From: Frederic Weisbecker <fweisbec@gmail.com>
To: Sergey Senozhatsky <sergey.senozhatsky@gmail.com>,
Stanislaw Gruszka <sgruszka@redhat.com>
Cc: Ingo Molnar <mingo@redhat.com>,
Peter Zijlstra <peterz@infradead.org>,
"Paul E. McKenney" <paulmck@linux.vnet.ibm.com>,
Borislav Petkov <bp@alien8.de>,
linux-kernel@vger.kernel.org
Subject: Re: [sched next] overflowed cpu time for kernel threads in /proc/PID/stat
Date: Mon, 2 Sep 2013 15:07:45 +0200 [thread overview]
Message-ID: <20130902130744.GB2378@somewhere> (raw)
In-Reply-To: <20130902122845.GA2457@swordfish.minsk.epam.com>
On Mon, Sep 02, 2013 at 03:28:45PM +0300, Sergey Senozhatsky wrote:
> On (08/31/13 01:04), Frederic Weisbecker wrote:
> > > in cputime_adjust() `stime' is greater than `rtime', so `utime = rtime - stime'
> > > sets wrong value.
> >
> > But stime should always be below rtime due to the calculation done by scale_stime()

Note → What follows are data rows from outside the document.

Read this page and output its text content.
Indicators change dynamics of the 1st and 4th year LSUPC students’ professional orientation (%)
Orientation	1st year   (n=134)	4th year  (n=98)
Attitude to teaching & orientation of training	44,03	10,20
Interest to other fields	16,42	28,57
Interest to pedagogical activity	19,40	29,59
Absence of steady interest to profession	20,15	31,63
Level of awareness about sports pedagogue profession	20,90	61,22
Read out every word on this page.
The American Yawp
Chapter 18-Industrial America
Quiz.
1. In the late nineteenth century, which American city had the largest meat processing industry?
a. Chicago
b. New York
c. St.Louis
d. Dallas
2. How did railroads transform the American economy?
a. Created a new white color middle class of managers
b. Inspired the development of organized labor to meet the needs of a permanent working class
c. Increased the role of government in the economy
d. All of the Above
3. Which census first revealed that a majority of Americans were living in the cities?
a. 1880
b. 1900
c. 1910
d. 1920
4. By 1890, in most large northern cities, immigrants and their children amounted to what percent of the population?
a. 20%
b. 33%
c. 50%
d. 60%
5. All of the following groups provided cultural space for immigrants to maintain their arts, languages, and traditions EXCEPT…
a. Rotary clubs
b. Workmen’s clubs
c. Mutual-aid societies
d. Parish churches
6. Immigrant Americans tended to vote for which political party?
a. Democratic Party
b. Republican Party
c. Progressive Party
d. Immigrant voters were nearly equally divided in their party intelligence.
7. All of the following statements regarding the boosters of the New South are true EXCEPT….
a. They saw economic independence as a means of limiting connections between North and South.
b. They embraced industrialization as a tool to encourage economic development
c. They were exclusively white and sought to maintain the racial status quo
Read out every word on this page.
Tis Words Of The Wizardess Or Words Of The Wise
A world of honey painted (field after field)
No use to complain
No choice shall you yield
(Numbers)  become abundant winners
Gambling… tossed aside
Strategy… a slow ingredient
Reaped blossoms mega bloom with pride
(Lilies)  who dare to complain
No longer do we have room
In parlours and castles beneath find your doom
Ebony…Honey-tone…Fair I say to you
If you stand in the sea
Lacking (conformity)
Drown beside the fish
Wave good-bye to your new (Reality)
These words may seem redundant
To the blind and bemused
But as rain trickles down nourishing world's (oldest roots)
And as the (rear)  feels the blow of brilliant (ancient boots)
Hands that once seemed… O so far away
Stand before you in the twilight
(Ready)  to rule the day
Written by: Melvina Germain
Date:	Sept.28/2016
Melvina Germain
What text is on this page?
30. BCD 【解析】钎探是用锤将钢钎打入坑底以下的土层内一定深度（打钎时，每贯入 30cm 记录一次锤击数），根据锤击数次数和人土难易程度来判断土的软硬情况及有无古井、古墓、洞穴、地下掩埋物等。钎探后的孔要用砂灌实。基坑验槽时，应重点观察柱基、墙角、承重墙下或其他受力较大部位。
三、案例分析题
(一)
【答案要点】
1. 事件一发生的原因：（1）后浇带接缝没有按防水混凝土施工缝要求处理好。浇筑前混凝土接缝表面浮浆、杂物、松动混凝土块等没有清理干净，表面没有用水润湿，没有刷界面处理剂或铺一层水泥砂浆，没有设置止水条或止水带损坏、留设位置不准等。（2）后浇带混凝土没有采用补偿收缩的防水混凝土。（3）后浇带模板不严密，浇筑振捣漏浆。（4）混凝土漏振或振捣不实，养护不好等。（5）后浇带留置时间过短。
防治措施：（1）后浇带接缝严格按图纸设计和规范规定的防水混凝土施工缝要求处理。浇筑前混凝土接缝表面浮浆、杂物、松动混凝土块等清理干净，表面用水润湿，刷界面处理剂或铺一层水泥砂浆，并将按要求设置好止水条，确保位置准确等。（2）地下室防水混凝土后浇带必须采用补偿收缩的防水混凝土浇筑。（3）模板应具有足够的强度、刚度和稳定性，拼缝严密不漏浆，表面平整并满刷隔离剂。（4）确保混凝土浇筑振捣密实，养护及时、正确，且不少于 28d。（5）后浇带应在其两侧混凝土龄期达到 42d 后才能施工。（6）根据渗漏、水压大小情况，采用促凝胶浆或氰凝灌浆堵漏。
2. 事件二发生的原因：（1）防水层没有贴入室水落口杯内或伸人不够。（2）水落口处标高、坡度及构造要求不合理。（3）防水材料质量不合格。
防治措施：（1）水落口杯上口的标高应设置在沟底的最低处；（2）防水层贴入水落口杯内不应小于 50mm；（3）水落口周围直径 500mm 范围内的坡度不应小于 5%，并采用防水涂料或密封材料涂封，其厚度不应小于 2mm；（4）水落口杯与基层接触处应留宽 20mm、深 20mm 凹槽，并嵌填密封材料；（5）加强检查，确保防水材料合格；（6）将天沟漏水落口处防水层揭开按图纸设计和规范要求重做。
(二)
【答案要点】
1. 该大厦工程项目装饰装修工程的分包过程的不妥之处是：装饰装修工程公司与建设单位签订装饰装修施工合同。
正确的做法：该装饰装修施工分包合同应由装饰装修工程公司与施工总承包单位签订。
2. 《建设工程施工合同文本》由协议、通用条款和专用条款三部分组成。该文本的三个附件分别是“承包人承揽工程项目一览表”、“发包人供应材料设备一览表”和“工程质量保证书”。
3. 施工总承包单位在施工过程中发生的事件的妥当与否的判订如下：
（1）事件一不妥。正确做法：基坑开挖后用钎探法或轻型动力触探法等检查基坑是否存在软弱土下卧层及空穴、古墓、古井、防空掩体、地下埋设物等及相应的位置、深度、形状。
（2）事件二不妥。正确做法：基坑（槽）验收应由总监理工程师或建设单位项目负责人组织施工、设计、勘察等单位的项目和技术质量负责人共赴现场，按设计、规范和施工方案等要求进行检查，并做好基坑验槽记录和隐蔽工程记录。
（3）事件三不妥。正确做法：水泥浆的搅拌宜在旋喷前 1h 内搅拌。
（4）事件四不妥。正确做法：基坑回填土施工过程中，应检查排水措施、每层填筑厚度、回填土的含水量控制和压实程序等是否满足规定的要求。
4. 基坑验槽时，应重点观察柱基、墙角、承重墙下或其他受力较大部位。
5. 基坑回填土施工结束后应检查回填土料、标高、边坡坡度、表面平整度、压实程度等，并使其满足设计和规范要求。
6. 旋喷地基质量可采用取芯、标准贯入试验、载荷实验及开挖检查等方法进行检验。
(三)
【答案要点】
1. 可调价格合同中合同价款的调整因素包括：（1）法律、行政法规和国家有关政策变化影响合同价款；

> > which roughly sums up to:
> >
> > stime = (stime / stime + utime) * rtime
> >
> > So this shouldn't happen.
> >
> > I couldn't manage to reproduce it though. Can you still trigger it with latest -next?
> >
>
> Hope this may help.
> I've added a silly check to make sure that `stime < rtime'
>
> @@ -579,6 +582,10 @@ static void cputime_adjust(struct task_cputime *curr,
> if (total) {
> stime = scale_stime((__force u64)stime,
> (__force u64)rtime, (__force u64)total);
> + if (stime > rtime) {
> + printk(KERN_ERR "Ooops: stime:%llu rtime:%llu\n", stime, rtime);
> + WARN_ON(1);
> + }
> utime = rtime - stime;
> } else {
> stime = rtime;
>
>
> and got the following results:
>
>
> [ 1295.311056] Ooops: stime:4622750929 rtime:4622750928
> [ 1295.311063] ------------[ cut here ]------------
> [ 1295.311072] WARNING: CPU: 1 PID: 2167 at kernel/sched/cputime.c:584 cputime_adjust+0x132/0x140()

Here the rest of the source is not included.